Did you know? Nicotine is not harmful in its natural state – it is all the other chemicals that are inhaled alongside it.

There’s no safe way to consume nicotine via vapor or tobacco smoke, except for occasional Indigenous ceremonial use of tobacco. Secondhand smoke and vapor is also harmful for the user and those in the same space, including your pets.

Smoke-free campus

While you don’t have to quit smoking, you may be wondering how you’ll adjust to being on a smoke-free campus. Don’t panic. Here are some tips to help you get through the day.

Get help

If you think you might have a problem with nicotine, connect with resources available to you — including SAIT Health Clinic and Alberta Health Services.

Opioids and naloxone kits

Fentanyl in Canada.
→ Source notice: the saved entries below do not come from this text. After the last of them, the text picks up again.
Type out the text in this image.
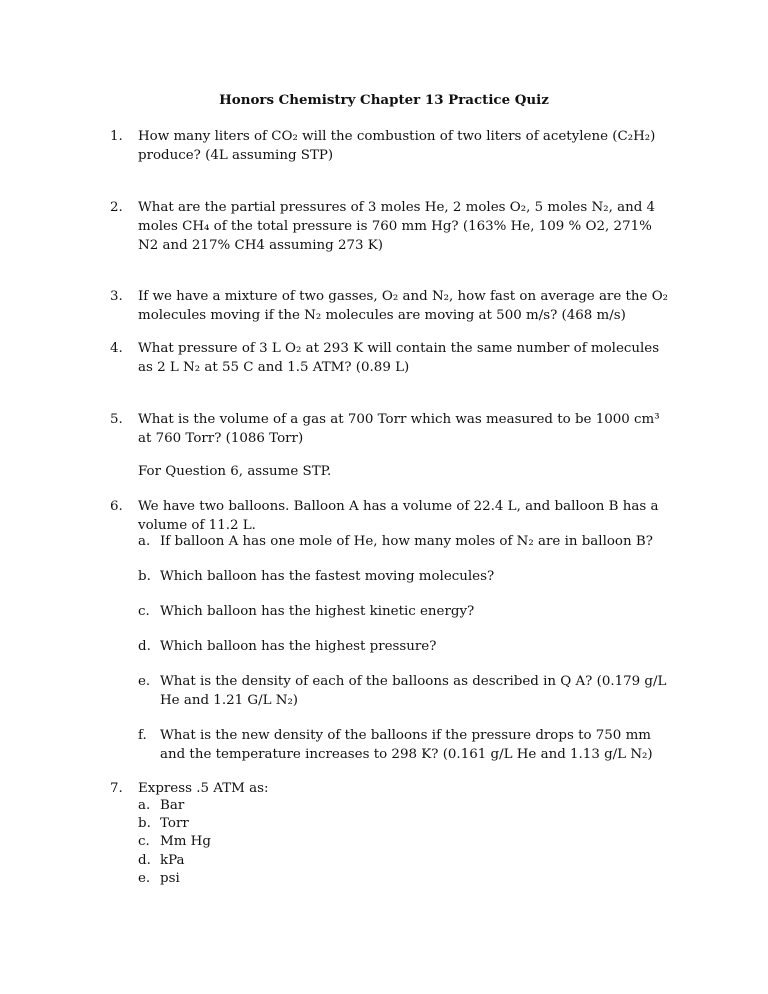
Honors Chemistry Chapter 13 Practice Quiz
1. How many liters of CO₂ will the combustion of two liters of acetylene (C₂H₂) produce? (4L assuming STP)
2. What are the partial pressures of 3 moles He, 2 moles O₂, 5 moles N₂, and 4 moles CH₄ of the total pressure is 760 mm Hg? (163% He, 109 % O2, 271% N2 and 217% CH4 assuming 273 K)
3. If we have a mixture of two gasses, O₂ and N₂, how fast on average are the O₂ molecules moving if the N₂ molecules are moving at 500 m/s? (468 m/s)
4. What pressure of 3 L O₂ at 293 K will contain the same number of molecules as 2 L N₂ at 55 C and 1.5 ATM? (0.89 L)
5. What is the volume of a gas at 700 Torr which was measured to be 1000 cm³ at 760 Torr? (1086 Torr)
For Question 6, assume STP.
6. We have two balloons. Balloon A has a volume of 22.4 L, and balloon B has a volume of 11.2 L.
a. If balloon A has one mole of He, how many moles of N₂ are in balloon B?
b. Which balloon has the fastest moving molecules?
c. Which balloon has the highest kinetic energy?
d. Which balloon has the highest pressure?
e. What is the density of each of the balloons as described in Q A? (0.179 g/L He and 1.21 G/L N₂)
f. What is the new density of the balloons if the pressure drops to 750 mm and the temperature increases to 298 K? (0.161 g/L He and 1.13 g/L N₂)
7. Express .5 ATM as:
a. Bar
b. Torr
c. Mm Hg
d. kPa
e. psi
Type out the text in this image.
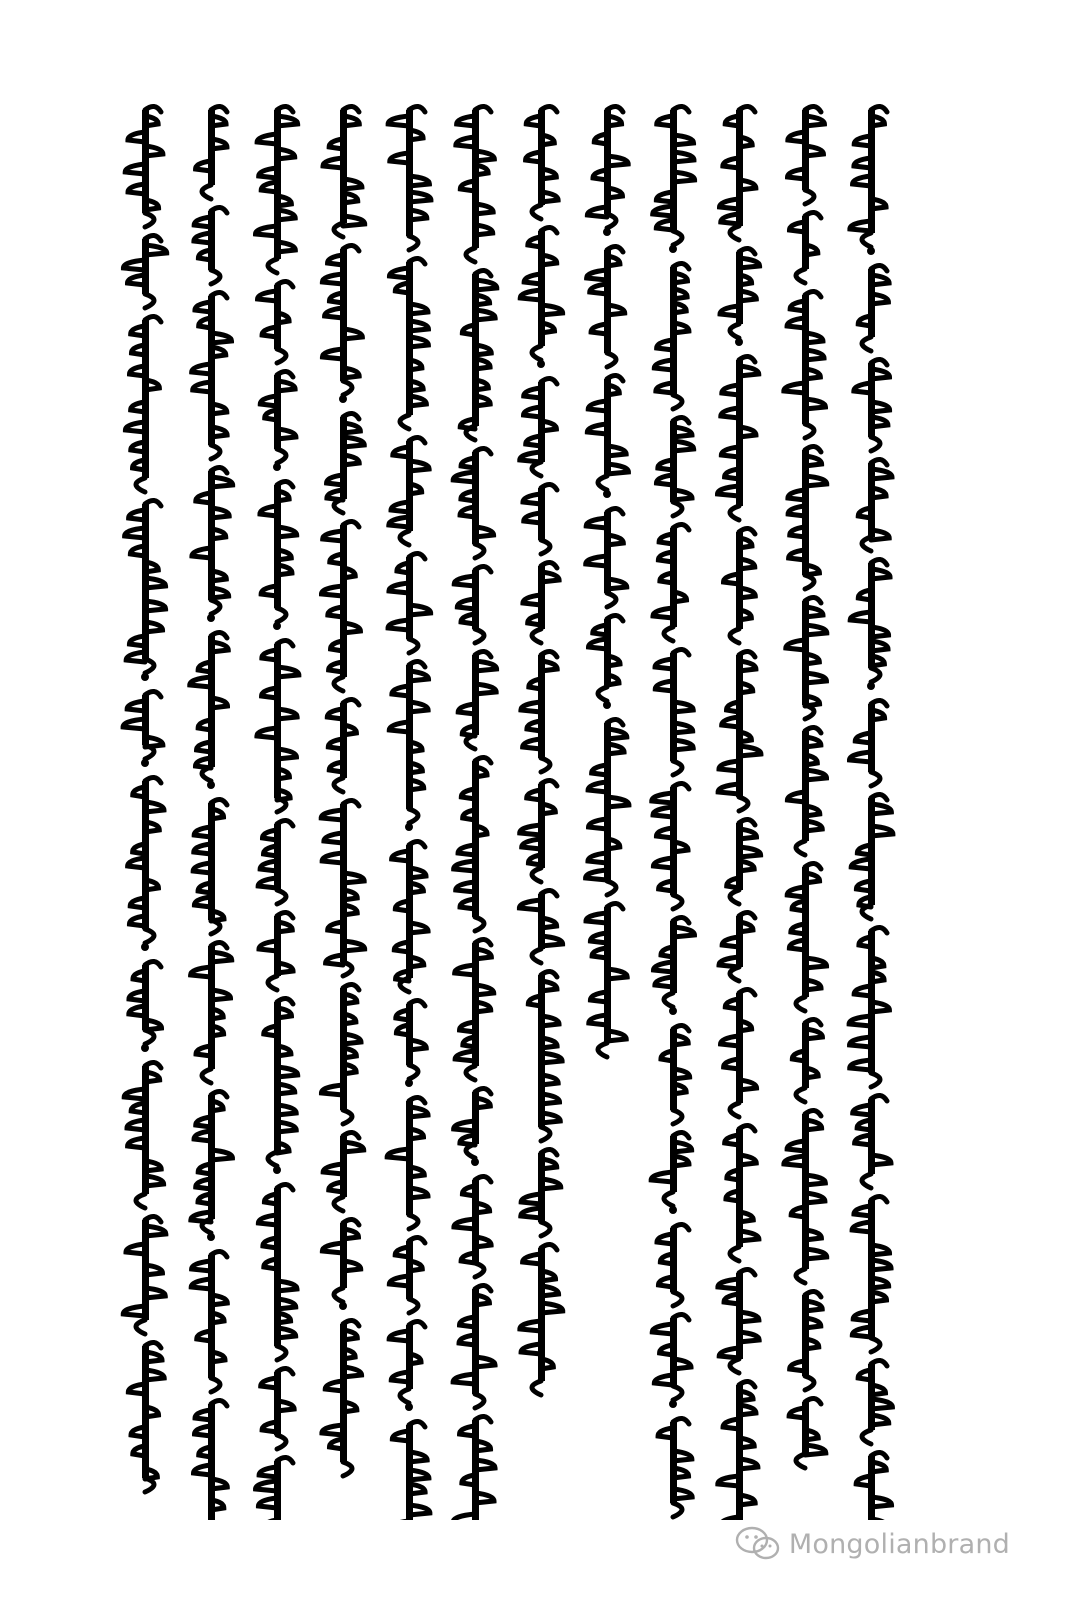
Mongolianbrand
Traces of fentanyl are being found in street drugs, including unlicensed cannabis. Fentanyl is often consumed unknowingly and an overdose can be fatal. Opioids can only be used safely when prescribed by a doctor and used as directed.

Opioids include morphine, codeine, heroin, oxycodone and fentanyl. Opioid use is illegal unless prescribed by a doctor. If you have any concerns, talk with a doctor. Injecting opioids is high risk and should be professionally supervised. Use of non-sterilized needles increases the risk of bloodborne disease. There’s a SAIT Health Clinic on the main campus for students to make an appointment with a doctor.

Naloxone kits

Naloxone can be used to temporarily reverse the effects of an opioid overdose. Kits are available at the SAIT Health Clinic and local pharmacies.

👉 Learn more about the Good Samaritan Overdose Act.

Get help

If you think you might have a problem with opioids, connect with resources available to you — including SAIT Student Development and Counselling, SAIT Health Clinic and Alberta Health Services.